The card requires a canvas to render its data, such as name and image, to ensure that one gameobject can be used for an infinite number of cards. The three-layer approach was necessary as the sorting layer prevented the front and back of the card from displaying correctly when on the same canvas. However, a sprite rendered could be a better approach.

By layering the cards back, image, and face frame, with sprite renders the same effect can be achieved. Only a single canvas is required to overlay the card’s data, which only needs to be activated when the card is selected for viewing.

Enhancing Strategic Elements

There are areas of the prototype where the strategic elements can be improved upon. Firstly, a greater variety of resources types will provide strategy when planning and deck building.

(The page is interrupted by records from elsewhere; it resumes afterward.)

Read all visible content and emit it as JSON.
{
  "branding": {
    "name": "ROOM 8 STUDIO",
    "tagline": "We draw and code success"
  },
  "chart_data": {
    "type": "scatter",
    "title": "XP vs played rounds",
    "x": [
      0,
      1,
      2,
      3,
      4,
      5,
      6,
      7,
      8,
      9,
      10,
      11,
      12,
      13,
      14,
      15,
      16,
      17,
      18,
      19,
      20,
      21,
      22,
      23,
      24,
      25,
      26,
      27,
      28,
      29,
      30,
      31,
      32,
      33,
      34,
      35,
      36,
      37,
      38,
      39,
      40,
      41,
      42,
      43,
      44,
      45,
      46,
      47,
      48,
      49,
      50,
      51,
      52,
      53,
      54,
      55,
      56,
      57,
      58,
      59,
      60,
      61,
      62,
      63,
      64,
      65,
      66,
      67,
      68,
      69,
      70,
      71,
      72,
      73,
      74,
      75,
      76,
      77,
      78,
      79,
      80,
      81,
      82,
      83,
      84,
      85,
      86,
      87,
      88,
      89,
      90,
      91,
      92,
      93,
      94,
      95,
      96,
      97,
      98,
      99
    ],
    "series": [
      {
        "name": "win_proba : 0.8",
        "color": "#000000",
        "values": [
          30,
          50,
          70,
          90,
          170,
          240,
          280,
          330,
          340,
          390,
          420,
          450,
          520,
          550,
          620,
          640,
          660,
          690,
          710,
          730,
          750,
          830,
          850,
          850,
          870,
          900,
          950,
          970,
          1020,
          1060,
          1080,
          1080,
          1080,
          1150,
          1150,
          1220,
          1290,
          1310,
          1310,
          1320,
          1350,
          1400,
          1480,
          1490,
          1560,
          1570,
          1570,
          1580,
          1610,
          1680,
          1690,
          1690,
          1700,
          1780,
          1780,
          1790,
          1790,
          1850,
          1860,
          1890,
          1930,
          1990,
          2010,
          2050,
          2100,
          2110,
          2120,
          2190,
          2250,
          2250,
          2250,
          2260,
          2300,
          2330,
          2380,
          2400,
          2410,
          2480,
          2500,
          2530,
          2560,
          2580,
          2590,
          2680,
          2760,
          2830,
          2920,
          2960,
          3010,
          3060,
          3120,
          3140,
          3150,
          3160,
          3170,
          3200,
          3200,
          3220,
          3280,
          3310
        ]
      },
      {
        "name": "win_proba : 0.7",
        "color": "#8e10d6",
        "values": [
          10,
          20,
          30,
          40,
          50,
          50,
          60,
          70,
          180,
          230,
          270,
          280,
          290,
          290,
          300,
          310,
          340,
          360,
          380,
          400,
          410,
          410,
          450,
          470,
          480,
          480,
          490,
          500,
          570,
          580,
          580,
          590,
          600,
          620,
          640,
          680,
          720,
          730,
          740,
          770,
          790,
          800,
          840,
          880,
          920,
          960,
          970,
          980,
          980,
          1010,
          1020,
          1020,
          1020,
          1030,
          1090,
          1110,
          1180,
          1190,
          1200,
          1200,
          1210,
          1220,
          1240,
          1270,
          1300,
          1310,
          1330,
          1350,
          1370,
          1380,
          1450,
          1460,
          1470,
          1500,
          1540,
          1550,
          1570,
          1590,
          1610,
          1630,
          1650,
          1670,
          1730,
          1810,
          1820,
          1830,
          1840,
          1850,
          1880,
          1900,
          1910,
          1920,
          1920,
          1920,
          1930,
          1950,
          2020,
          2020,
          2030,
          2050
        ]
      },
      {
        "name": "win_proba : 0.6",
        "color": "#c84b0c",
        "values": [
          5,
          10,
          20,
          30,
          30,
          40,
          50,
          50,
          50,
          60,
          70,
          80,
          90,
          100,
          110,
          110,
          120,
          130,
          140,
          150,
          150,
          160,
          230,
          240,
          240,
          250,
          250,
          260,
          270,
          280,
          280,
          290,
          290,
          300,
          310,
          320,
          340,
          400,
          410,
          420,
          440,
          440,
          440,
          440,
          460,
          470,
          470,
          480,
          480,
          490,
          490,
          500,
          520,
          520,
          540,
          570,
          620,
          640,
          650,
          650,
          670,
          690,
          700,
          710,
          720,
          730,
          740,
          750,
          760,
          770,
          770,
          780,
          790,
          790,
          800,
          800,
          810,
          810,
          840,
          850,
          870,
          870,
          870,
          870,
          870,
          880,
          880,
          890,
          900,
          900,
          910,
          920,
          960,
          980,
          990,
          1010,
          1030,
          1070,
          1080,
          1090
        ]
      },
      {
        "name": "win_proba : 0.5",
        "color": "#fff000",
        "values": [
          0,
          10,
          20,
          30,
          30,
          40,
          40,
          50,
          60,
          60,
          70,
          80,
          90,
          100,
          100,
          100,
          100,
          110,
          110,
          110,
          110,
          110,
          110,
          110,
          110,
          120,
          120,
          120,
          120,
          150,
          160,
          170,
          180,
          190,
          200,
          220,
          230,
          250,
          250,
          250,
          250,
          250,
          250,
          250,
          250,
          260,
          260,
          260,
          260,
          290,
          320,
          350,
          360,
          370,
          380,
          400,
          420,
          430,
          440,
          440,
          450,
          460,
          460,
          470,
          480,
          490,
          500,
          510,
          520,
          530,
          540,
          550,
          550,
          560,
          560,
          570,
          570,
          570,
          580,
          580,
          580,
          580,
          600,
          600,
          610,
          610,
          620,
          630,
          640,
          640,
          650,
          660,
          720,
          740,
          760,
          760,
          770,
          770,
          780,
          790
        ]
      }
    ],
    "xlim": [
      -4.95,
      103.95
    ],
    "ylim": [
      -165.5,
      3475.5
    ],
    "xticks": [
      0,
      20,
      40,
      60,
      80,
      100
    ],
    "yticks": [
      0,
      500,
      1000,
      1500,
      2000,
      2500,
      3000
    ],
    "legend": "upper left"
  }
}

If a player cannot feasibly add buildings of every resource type to their deck, they will need to pick and choose, they will need to tailor their it towards a strategy.

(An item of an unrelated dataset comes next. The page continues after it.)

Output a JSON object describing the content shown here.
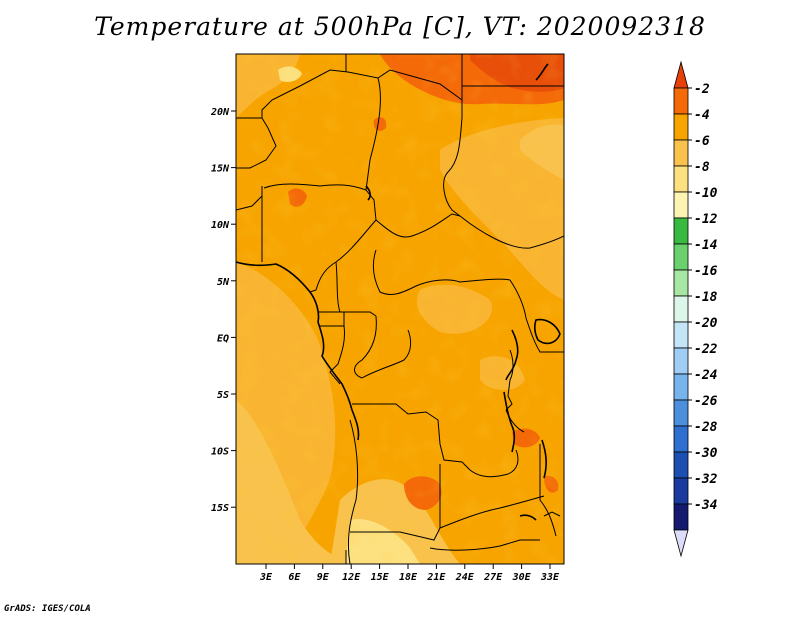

Currently, there are only four resources and they are not adequate. Wood is used to provide higher tier buildings. Iron and horse provide higher tier units. Coin is a mostly generic resource that can also be used for mercenary units. This doesn’t offer much scope for strategy. A player can favour buildings that generate coins and then focus on using mercenaries, or they can take several stable to ensure their army is cavalry heavy.

Additional resources and a better balance in their use will provide better strategic gameplay. Some examples:

  • Engineers: People that can create siege engines
  • Oppression: Good for conscripting peasants and militia to your cause
  • Stone: Useful for building better fortifications.
  • Faith: Exploit the religious beliefs of the plebs to recruit bands of fanatics, crusaders, and other unhinged sociopaths.